海城公墓的暴雨像无数条鞭子,抽打着黑压压的人群。
季锋缩在祭坛侧面的石壁阴影里,雨水顺着他湿透的衬衫领口灌入,冷得刺骨。他的手指紧紧攥着那枚微型存储卡,指节因用力而泛白。面前是顾远山的灵堂,黑白照片下的遗容被雨水模糊,但田烈那张布满横肉的脸却清晰可见。安保总监站在灵堂正中央,拇指上的扳指在昏暗灯光下折射出冷硬的光泽,他漫不经心地摩挲着指环,目光却如鹰隼般扫过每一个角落。
“人脸识别系统已覆盖全场,”陈默沙哑的声音从耳麦里传来,带着电流的杂音,“老季,别动。

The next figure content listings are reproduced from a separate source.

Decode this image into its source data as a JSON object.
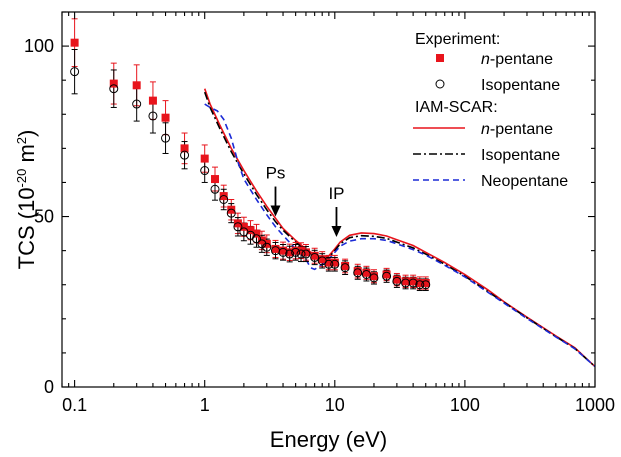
{
  "chart_data": {
    "type": "scatter",
    "title": "",
    "xlabel": "Energy (eV)",
    "ylabel": {
      "main": "TCS (10",
      "exp": "-20",
      "mid": " m",
      "exp2": "2",
      "close": ")"
    },
    "xscale": "log",
    "xlim": [
      0.08,
      1000
    ],
    "ylim": [
      0,
      110
    ],
    "x_ticks": [
      {
        "value": 0.1,
        "label": "0.1"
      },
      {
        "value": 1,
        "label": "1"
      },
      {
        "value": 10,
        "label": "10"
      },
      {
        "value": 100,
        "label": "100"
      },
      {
        "value": 1000,
        "label": "1000"
      }
    ],
    "y_ticks": [
      {
        "value": 0,
        "label": "0"
      },
      {
        "value": 50,
        "label": "50"
      },
      {
        "value": 100,
        "label": "100"
      }
    ],
    "legend": {
      "placement": "top-right",
      "experiment_header": "Experiment:",
      "model_header": "IAM-SCAR:",
      "entries": [
        {
          "label_italic": "n",
          "label_rest": "-pentane",
          "kind": "marker-square"
        },
        {
          "label_italic": "",
          "label_rest": "Isopentane",
          "kind": "marker-circle"
        },
        {
          "label_italic": "n",
          "label_rest": "-pentane",
          "kind": "line-solid"
        },
        {
          "label_italic": "",
          "label_rest": "Isopentane",
          "kind": "line-dashdot"
        },
        {
          "label_italic": "",
          "label_rest": "Neopentane",
          "kind": "line-dashed"
        }
      ]
    },
    "annotations": [
      {
        "text": "Ps",
        "x": 3.5,
        "y_tip": 50
      },
      {
        "text": "IP",
        "x": 10.3,
        "y_tip": 44
      }
    ],
    "series": [
      {
        "kind": "experiment",
        "marker": "square",
        "color": "#e8141c",
        "points": [
          [
            0.1,
            101,
            7
          ],
          [
            0.2,
            89,
            6
          ],
          [
            0.3,
            88.5,
            6
          ],
          [
            0.4,
            84,
            5.5
          ],
          [
            0.5,
            79,
            5
          ],
          [
            0.7,
            70,
            4.5
          ],
          [
            1.0,
            67,
            4
          ],
          [
            1.2,
            61,
            3.5
          ],
          [
            1.4,
            56,
            3.2
          ],
          [
            1.6,
            52,
            3
          ],
          [
            1.8,
            48,
            3
          ],
          [
            2.0,
            47,
            2.8
          ],
          [
            2.25,
            46,
            2.8
          ],
          [
            2.5,
            45,
            2.7
          ],
          [
            2.75,
            43,
            2.7
          ],
          [
            3.0,
            42,
            2.6
          ],
          [
            3.5,
            40.5,
            2.5
          ],
          [
            4.0,
            40,
            2.5
          ],
          [
            4.5,
            39.5,
            2.4
          ],
          [
            5.0,
            40,
            2.4
          ],
          [
            5.5,
            40,
            2.3
          ],
          [
            6.0,
            39.5,
            2.3
          ],
          [
            7.0,
            38.5,
            2.2
          ],
          [
            8.0,
            37.5,
            2.2
          ],
          [
            9.0,
            36.5,
            2.1
          ],
          [
            10,
            36.5,
            2.1
          ],
          [
            12,
            35.5,
            2
          ],
          [
            15,
            34,
            2
          ],
          [
            17.5,
            33.5,
            1.9
          ],
          [
            20,
            32.5,
            1.9
          ],
          [
            25,
            33,
            1.8
          ],
          [
            30,
            31.5,
            1.8
          ],
          [
            35,
            31,
            1.8
          ],
          [
            40,
            31,
            1.8
          ],
          [
            45,
            30.5,
            1.8
          ],
          [
            50,
            30.5,
            1.8
          ]
        ]
      },
      {
        "kind": "experiment",
        "marker": "circle",
        "color": "#000000",
        "points": [
          [
            0.1,
            92.5,
            6.5
          ],
          [
            0.2,
            87.5,
            5.5
          ],
          [
            0.3,
            83,
            5
          ],
          [
            0.4,
            79.5,
            5
          ],
          [
            0.5,
            73,
            4.5
          ],
          [
            0.7,
            68,
            4
          ],
          [
            1.0,
            63.5,
            3.5
          ],
          [
            1.2,
            58,
            3.2
          ],
          [
            1.4,
            55,
            3
          ],
          [
            1.6,
            51,
            2.8
          ],
          [
            1.8,
            47,
            2.7
          ],
          [
            2.0,
            45.5,
            2.6
          ],
          [
            2.25,
            44.5,
            2.6
          ],
          [
            2.5,
            43.5,
            2.5
          ],
          [
            2.75,
            42,
            2.5
          ],
          [
            3.0,
            41,
            2.4
          ],
          [
            3.5,
            40,
            2.4
          ],
          [
            4.0,
            39.5,
            2.3
          ],
          [
            4.5,
            39,
            2.3
          ],
          [
            5.0,
            39.5,
            2.3
          ],
          [
            5.5,
            39,
            2.2
          ],
          [
            6.0,
            39,
            2.2
          ],
          [
            7.0,
            38,
            2.1
          ],
          [
            8.0,
            37,
            2.1
          ],
          [
            9.0,
            36,
            2
          ],
          [
            10,
            36,
            2
          ],
          [
            12,
            35,
            2
          ],
          [
            15,
            33.5,
            1.9
          ],
          [
            17.5,
            33,
            1.9
          ],
          [
            20,
            32,
            1.8
          ],
          [
            25,
            32.5,
            1.8
          ],
          [
            30,
            31,
            1.8
          ],
          [
            35,
            30.5,
            1.7
          ],
          [
            40,
            30.5,
            1.7
          ],
          [
            45,
            30,
            1.7
          ],
          [
            50,
            30,
            1.7
          ]
        ]
      },
      {
        "kind": "model",
        "style": "solid",
        "color": "#e8141c",
        "points": [
          [
            1.0,
            87.5
          ],
          [
            1.1,
            83
          ],
          [
            1.3,
            77
          ],
          [
            1.6,
            70
          ],
          [
            2.0,
            63.5
          ],
          [
            2.5,
            57.5
          ],
          [
            3.0,
            53
          ],
          [
            3.5,
            49.5
          ],
          [
            4.0,
            46.5
          ],
          [
            5.0,
            43
          ],
          [
            6.0,
            40.5
          ],
          [
            7.0,
            38.8
          ],
          [
            8.0,
            38
          ],
          [
            9.0,
            38.5
          ],
          [
            10,
            40.5
          ],
          [
            11,
            42.5
          ],
          [
            13,
            44.5
          ],
          [
            16,
            45.2
          ],
          [
            20,
            45
          ],
          [
            25,
            44.3
          ],
          [
            30,
            43.2
          ],
          [
            40,
            41.5
          ],
          [
            50,
            39.5
          ],
          [
            70,
            36.5
          ],
          [
            100,
            33
          ],
          [
            150,
            28.5
          ],
          [
            200,
            25
          ],
          [
            300,
            20.5
          ],
          [
            500,
            15
          ],
          [
            700,
            11.5
          ],
          [
            1000,
            6
          ]
        ]
      },
      {
        "kind": "model",
        "style": "dashdot",
        "color": "#000000",
        "points": [
          [
            1.0,
            86.5
          ],
          [
            1.1,
            82
          ],
          [
            1.3,
            76
          ],
          [
            1.6,
            69
          ],
          [
            2.0,
            62.5
          ],
          [
            2.5,
            56.5
          ],
          [
            3.0,
            52
          ],
          [
            3.5,
            48.5
          ],
          [
            4.0,
            46
          ],
          [
            5.0,
            42.5
          ],
          [
            6.0,
            40
          ],
          [
            7.0,
            38.3
          ],
          [
            8.0,
            37.5
          ],
          [
            9.0,
            38
          ],
          [
            10,
            40
          ],
          [
            11,
            42
          ],
          [
            13,
            43.8
          ],
          [
            16,
            44.4
          ],
          [
            20,
            44.2
          ],
          [
            25,
            43.6
          ],
          [
            30,
            42.5
          ],
          [
            40,
            40.8
          ],
          [
            50,
            39
          ],
          [
            70,
            36
          ],
          [
            100,
            32.5
          ],
          [
            150,
            28
          ],
          [
            200,
            24.8
          ],
          [
            300,
            20.3
          ],
          [
            500,
            14.8
          ],
          [
            700,
            11.3
          ],
          [
            1000,
            6
          ]
        ]
      },
      {
        "kind": "model",
        "style": "dashed",
        "color": "#1c2bd6",
        "points": [
          [
            1.0,
            83
          ],
          [
            1.1,
            82
          ],
          [
            1.25,
            81
          ],
          [
            1.4,
            78.5
          ],
          [
            1.6,
            73
          ],
          [
            1.8,
            66
          ],
          [
            2.0,
            61
          ],
          [
            2.5,
            55
          ],
          [
            3.0,
            50.5
          ],
          [
            3.5,
            47
          ],
          [
            4.0,
            44.5
          ],
          [
            5.0,
            40.5
          ],
          [
            6.0,
            37.5
          ],
          [
            6.5,
            35
          ],
          [
            7.0,
            34.5
          ],
          [
            8.0,
            36
          ],
          [
            9.0,
            37.5
          ],
          [
            10,
            39.5
          ],
          [
            11,
            41.3
          ],
          [
            13,
            42.8
          ],
          [
            16,
            43.5
          ],
          [
            20,
            43.5
          ],
          [
            25,
            43
          ],
          [
            30,
            42
          ],
          [
            40,
            40.3
          ],
          [
            50,
            38.7
          ],
          [
            70,
            35.7
          ],
          [
            100,
            32.3
          ],
          [
            150,
            27.8
          ],
          [
            200,
            24.6
          ],
          [
            300,
            20.1
          ],
          [
            500,
            14.7
          ],
          [
            700,
            11.2
          ],
          [
            1000,
            6
          ]
        ]
      }
    ]
  }
}
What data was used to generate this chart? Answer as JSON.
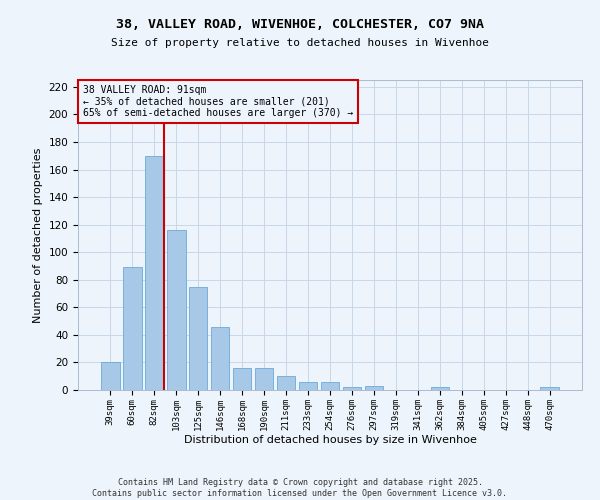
{
  "title_line1": "38, VALLEY ROAD, WIVENHOE, COLCHESTER, CO7 9NA",
  "title_line2": "Size of property relative to detached houses in Wivenhoe",
  "xlabel": "Distribution of detached houses by size in Wivenhoe",
  "ylabel": "Number of detached properties",
  "categories": [
    "39sqm",
    "60sqm",
    "82sqm",
    "103sqm",
    "125sqm",
    "146sqm",
    "168sqm",
    "190sqm",
    "211sqm",
    "233sqm",
    "254sqm",
    "276sqm",
    "297sqm",
    "319sqm",
    "341sqm",
    "362sqm",
    "384sqm",
    "405sqm",
    "427sqm",
    "448sqm",
    "470sqm"
  ],
  "values": [
    20,
    89,
    170,
    116,
    75,
    46,
    16,
    16,
    10,
    6,
    6,
    2,
    3,
    0,
    0,
    2,
    0,
    0,
    0,
    0,
    2
  ],
  "bar_color": "#a8c8e8",
  "bar_edge_color": "#5a9fd4",
  "grid_color": "#c8d8e8",
  "background_color": "#eef4fb",
  "vline_bar_index": 2,
  "vline_color": "#cc0000",
  "annotation_text": "38 VALLEY ROAD: 91sqm\n← 35% of detached houses are smaller (201)\n65% of semi-detached houses are larger (370) →",
  "annotation_box_color": "#cc0000",
  "ylim": [
    0,
    225
  ],
  "yticks": [
    0,
    20,
    40,
    60,
    80,
    100,
    120,
    140,
    160,
    180,
    200,
    220
  ],
  "footer": "Contains HM Land Registry data © Crown copyright and database right 2025.\nContains public sector information licensed under the Open Government Licence v3.0."
}
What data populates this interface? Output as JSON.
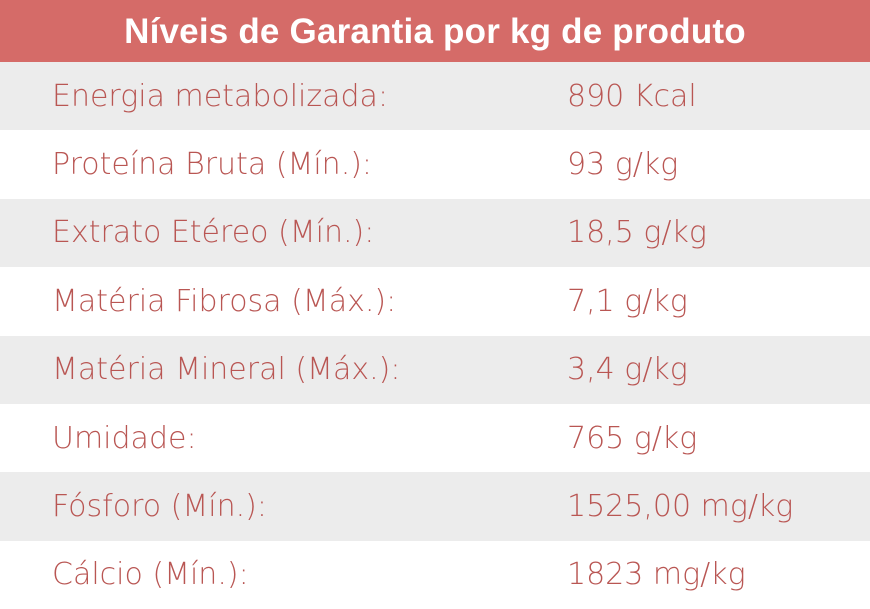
{
  "header": {
    "title": "Níveis de Garantia por kg de produto"
  },
  "colors": {
    "header_bg": "#d56b68",
    "text": "#b95653",
    "row_shade": "#ececec"
  },
  "rows": [
    {
      "label": "Energia metabolizada:",
      "value": "890 Kcal"
    },
    {
      "label": "Proteína Bruta (Mín.):",
      "value": "93 g/kg"
    },
    {
      "label": "Extrato Etéreo (Mín.):",
      "value": "18,5 g/kg"
    },
    {
      "label": "Matéria Fibrosa (Máx.):",
      "value": "7,1 g/kg"
    },
    {
      "label": "Matéria Mineral (Máx.):",
      "value": "3,4 g/kg"
    },
    {
      "label": "Umidade:",
      "value": "765 g/kg"
    },
    {
      "label": "Fósforo (Mín.):",
      "value": "1525,00 mg/kg"
    },
    {
      "label": "Cálcio (Mín.):",
      "value": "1823 mg/kg"
    }
  ]
}
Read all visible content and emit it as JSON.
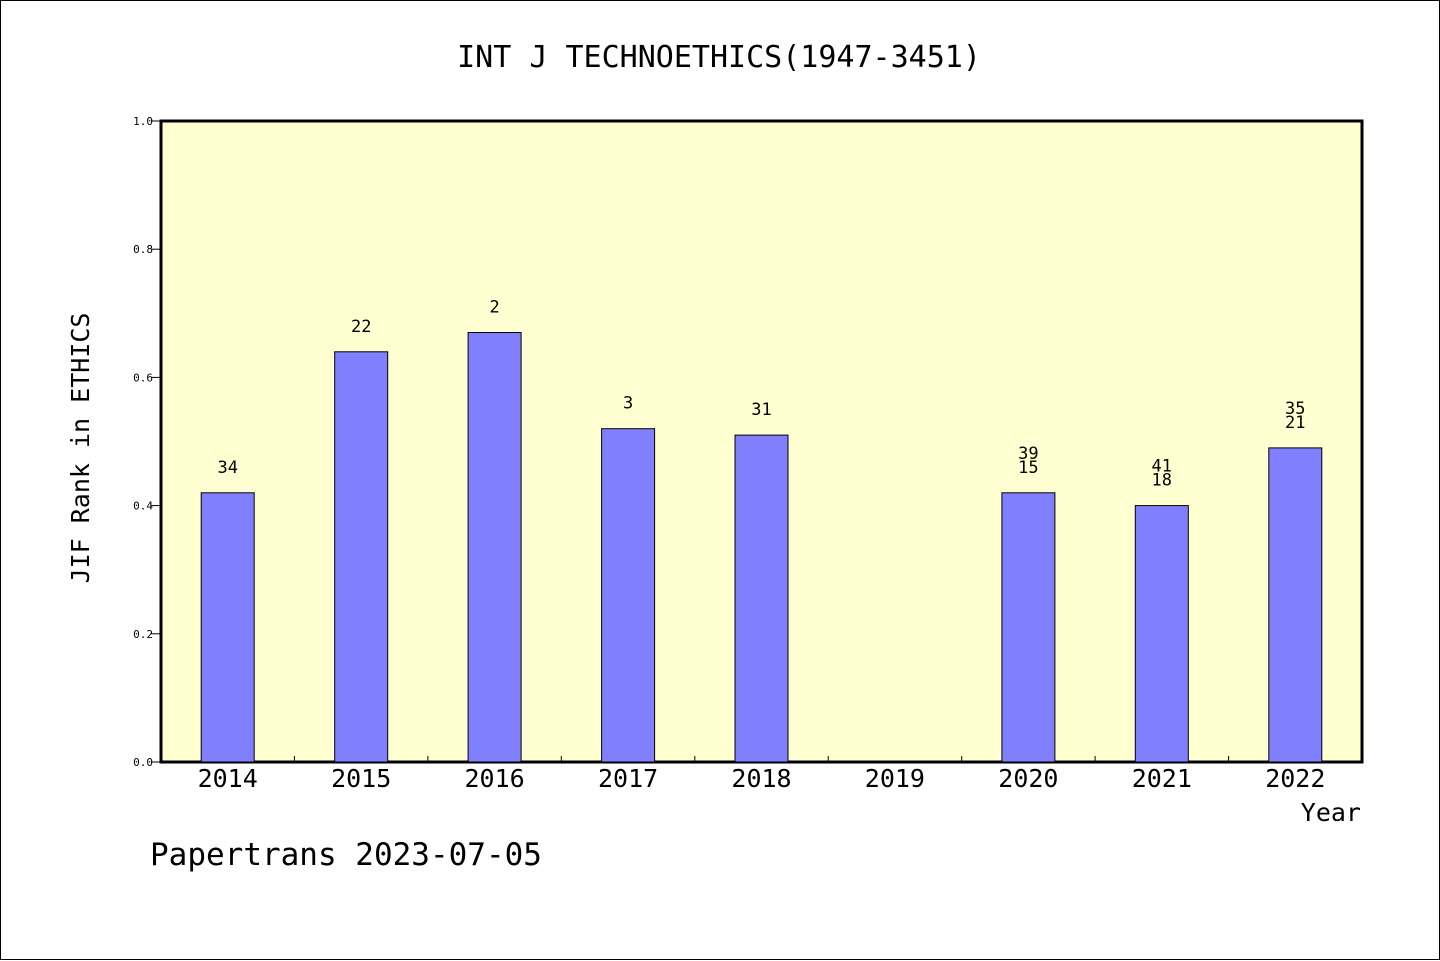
{
  "chart_data": {
    "type": "bar",
    "title": "INT J TECHNOETHICS(1947-3451)",
    "xlabel": "Year",
    "ylabel": "JIF Rank in ETHICS",
    "categories": [
      "2014",
      "2015",
      "2016",
      "2017",
      "2018",
      "2019",
      "2020",
      "2021",
      "2022"
    ],
    "values": [
      0.42,
      0.64,
      0.67,
      0.52,
      0.51,
      null,
      0.42,
      0.4,
      0.49
    ],
    "bar_labels": [
      [
        "34"
      ],
      [
        "22"
      ],
      [
        "2"
      ],
      [
        "3"
      ],
      [
        "31"
      ],
      [],
      [
        "39",
        "15"
      ],
      [
        "41",
        "18"
      ],
      [
        "35",
        "21"
      ]
    ],
    "ylim": [
      0,
      1.0
    ],
    "yticks": [
      "0.0",
      "0.2",
      "0.4",
      "0.6",
      "0.8",
      "1.0"
    ],
    "grid": false,
    "colors": {
      "bar_fill": "#8080ff",
      "plot_background": "#ffffd2",
      "axis": "#000000"
    }
  },
  "footer": {
    "text": "Papertrans 2023-07-05"
  }
}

你现在的坐标就像黑夜里的萤火虫。”
季锋没有回答,只是压低帽檐。他需要靠近林婉。那个女人就站在灵堂左侧,一身素黑,肩膀微微颤抖,仿佛随时会被这暴雨吞没。他是来套话的,也是来求生的。如果拿不到声纹密钥的完整解析,他手里这张芯片就是催命符。
突然,一个身穿灰色风衣的路人从人群中挤出来,撞上了季锋的肩膀。那人踉跄倒地,雨水瞬间浸透了他的衣背。季锋本能地伸手去扶,却在触碰到对方手腕的瞬间,感到一阵剧烈的眩晕。
路人昏迷前,喉咙里滚出一个破碎的名字:“……钟……伯?”
季锋瞳孔骤缩。钟伯?那是他已故导师的讳名。三年前,导师死于实验室事故,官方结论是意外。为什么这个陌生人在临死前会喊这个名字?而且,这名字与顾远山、与林婉失踪之夜有何关联?
“位置暴露了!”陈默的声音变得尖锐,“信号干扰源是你手里的脉冲器!他们锁定你了!”
果然,四周的监控摄像头红灯骤亮,几道冰冷的枪口从雨幕中探出。田烈嘴角勾起一抹冷笑,对着对讲机低语:“抓活的。我要听他说出‘止血’两个字。”